Teresa Genovese, con il suo volto sempre sorridente, gli occhi brillanti e vispi e il passo svelto, è ormai considerata una colonna portante del Solarino Social Club, di cui è socia a vita. Donna instancabile dalla memoria di ferro, nonostante i suoi quasi 92 anni di età; se non la si trova in giro per le sale del sodalizio o in pista a ballare, è quasi sempre possibile rintracciarla in cucina a dare una mano.
Teresa nasce a Solarino, in provincia di Siracusa, “in via Cavour al vecchio numero 65”, come ricorda ancora. Ultima di cinque figli, non ha una memoria vera e propria della madre, che impara a conoscere solo tramite le parole di suo padre: “Il dottore l’aveva ammonita quando era rimasta incinta di me, a causa dei suoi problemi di cuore: ‘Cristina, tu con questa gravidanza muori, il tuo cuore non reggerà’, le aveva detto”. Teresa ha solo quattordici mesi quando la mamma perde la vita.
All’età di sei anni, è scoppiata la Seconda guerra mondiale, durante la quale deve salutare due dei suoi fratelli che partono come soldati. Per scampare alla sanguinosa battaglia di Solarino del luglio del 1943, Teresa scappa con la famiglia nelle campagne fuori dal paese, rifugiandosi in una grotta per dodici giorni: “Siamo sopravvissuti mangiando solo frumento bollito”.
Quando riescono a fare ritorno a Solarino, Teresa ricorda la zia darle una fetta di pane: “Non l’ho neanche vista da quanto avevo fame. Ne ho chiesta subito una seconda, ma purtroppo non ce n’era più”.
Una notte, mentre tutti dormivano nella casa distrutta dai bombardamenti, Teresa sente qualcuno che bussa ripetutamente alla porta, gridando: “Papà, papà, apri!”. “Era mia fratello Michele, fuggito dall’Inghilterra dove era stato fatto prigioniero. Era scappato a piedi: non so neanche come abbia fatto ad attraversare lo stretto di Messina. Era così magro, quasi irriconoscibile. Crollò nelle braccia di mio padre”, ricorda.
A undici anni, Teresa inizia a lavorare: “Sgusciavo le mandorle e poiché venivamo pagati a quantità, il primo giorno ne feci 70 chili”. Seguiranno poi la raccolta delle olive, dei pomodori.
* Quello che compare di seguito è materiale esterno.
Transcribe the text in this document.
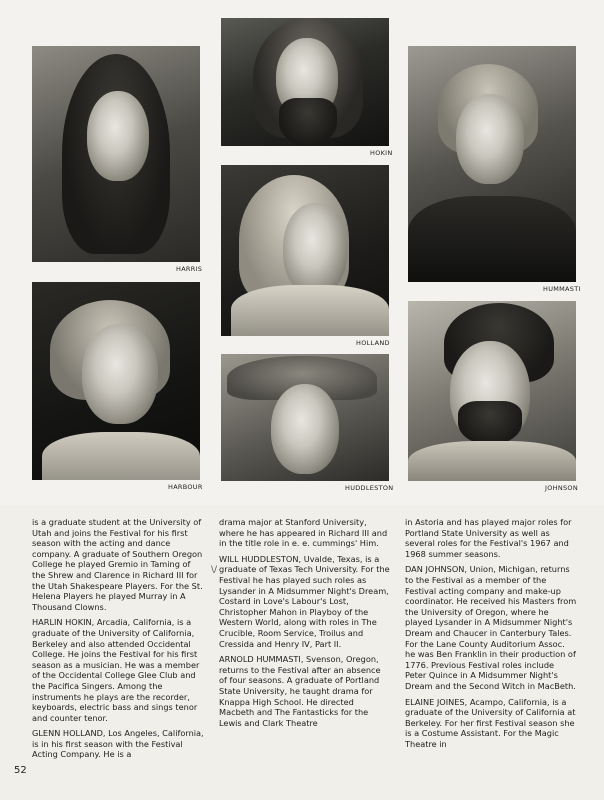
HARRIS
HOKIN
HUMMASTI
HOLLAND
HARBOUR	HUDDLESTON	JOHNSON

is a graduate student at the University of Utah and joins the Festival for his first season with the acting and dance company. A graduate of Southern Oregon College he played Gremio in Taming of the Shrew and Clarence in Richard III for the Utah Shakespeare Players. For the St. Helena Players he played Murray in A Thousand Clowns.

HARLIN HOKIN, Arcadia, California, is a graduate of the University of California, Berkeley and also attended Occidental College. He joins the Festival for his first season as a musician. He was a member of the Occidental College Glee Club and the Pacifica Singers. Among the instruments he plays are the recorder, keyboards, electric bass and sings tenor and counter tenor.

GLENN HOLLAND, Los Angeles, California, is in his first season with the Festival Acting Company. He is a

drama major at Stanford University, where he has appeared in Richard III and in the title role in e. e. cummings' Him.

WILL HUDDLESTON, Uvalde, Texas, is a graduate of Texas Tech University. For the Festival he has played such roles as Lysander in A Midsummer Night's Dream, Costard in Love's Labour's Lost, Christopher Mahon in Playboy of the Western World, along with roles in The Crucible, Room Service, Troilus and Cressida and Henry IV, Part II.

ARNOLD HUMMASTI, Svenson, Oregon, returns to the Festival after an absence of four seasons. A graduate of Portland State University, he taught drama for Knappa High School. He directed Macbeth and The Fantasticks for the Lewis and Clark Theatre

in Astoria and has played major roles for Portland State University as well as several roles for the Festival's 1967 and 1968 summer seasons.

DAN JOHNSON, Union, Michigan, returns to the Festival as a member of the Festival acting company and make-up coordinator. He received his Masters from the University of Oregon, where he played Lysander in A Midsummer Night's Dream and Chaucer in Canterbury Tales. For the Lane County Auditorium Assoc. he was Ben Franklin in their production of 1776. Previous Festival roles include Peter Quince in A Midsummer Night's Dream and the Second Witch in MacBeth.

ELAINE JOINES, Acampo, California, is a graduate of the University of California at Berkeley. For her first Festival season she is a Costume Assistant. For the Magic Theatre in

\/
52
Durante il lavoro in campagna, nel 1949, Teresa conosce Salvatore: “Aveva diciannove anni; io, quindici. È stato subito amore. Lui veniva tutte le sere sotto la mia finestra, mi chiamava con un sordellino (fischietto) e io lo guardavo da lassù, struggendomi”.
I due giovani innamorati decidono poi di scappare insieme, sposandosi dopo nove mesi. Poco dopo nasce la prima figlia, Lucia, seguita da Maria e Paolo. “Con tre figli, nella Sicilia del dopoguerra, non avevamo tanti soldi e, oltre al cibo, i bambini avevano anche bisogno di una casa dove vivere, dei vestiti. Così abbiamo deciso di partire per l’Australia”.
La giovane famiglia arriva a Melbourne nel 1964 e Teresa trova subito lavoro in fabbrica, lei che non ha mai perso quella grande manualità e velocità che aveva sin da bambina, ereditata dalla mamma che, “nonostante fosse piccola, aveva una grande forza e quando camminava era così veloce che sembrava volare”. Il lavoro a cottimo però non bastava e, oltre a richiedere un grande sforzo fisico da parte di Teresa, le apportava un enorme carico mentale.
“Ho trovato quindi un lavoro fisso, retribuito regolarmente, in ospedale, come donna delle pulizie”. Dopo quattordici anni, complici anche alcuni problemi alla schiena a seguito di una vita passata a lavorare duramente, Teresa decide di ritirarsi all’età di 52 anni. “Era arrivato il momento per me di staccare e dedicarmi a tempo pieno alla mia famiglia”.
Oggi, Teresa, anche se è l’ultima componente della sua famiglia d’origine a rimanere in vita, vanta sei nipoti e otto pronipoti, il più piccolo dei quali ha da poco compiuto un anno.
Durante tutti gli anni passati oltreoceano, però, Teresa non ha mai dimenticato la sua Solarino: “Sono tornata due volte: nel 1981, la prima volta, e già in quell’occasione l’avevo trovata cambiata dalla testa ai piedi. Non conoscevo più nessuno; anche io ero una straniera ormai”. Poi, nel 1996, Teresa fa visita una seconda volta, sentendosi questa volta totalmente alienata dal suo paese natìo: “Parlavano tutti italiano – non li capivo. Io parlo solo il dialetto e l’inglese che ho imparato in Australia”, dice.
Nell’inverno del 2019, pochi mesi dopo il 70esimo anniversario di matrimonio, il marito Salvatore scompare. “Siamo stati sposati per 70 anni, tre mesi e sette giorni. Mio marito è stato e sarà sempre il mio unico amore. Perché l’amore vero, secondo me, è uno solo. Certo, il nostro matrimonio non è stato tutto rose e fiori, ma abbiamo tirato avanti. Prima si soffriva e si stava insieme. Oggi, invece, appena si soffre si fa la valigia, e via”.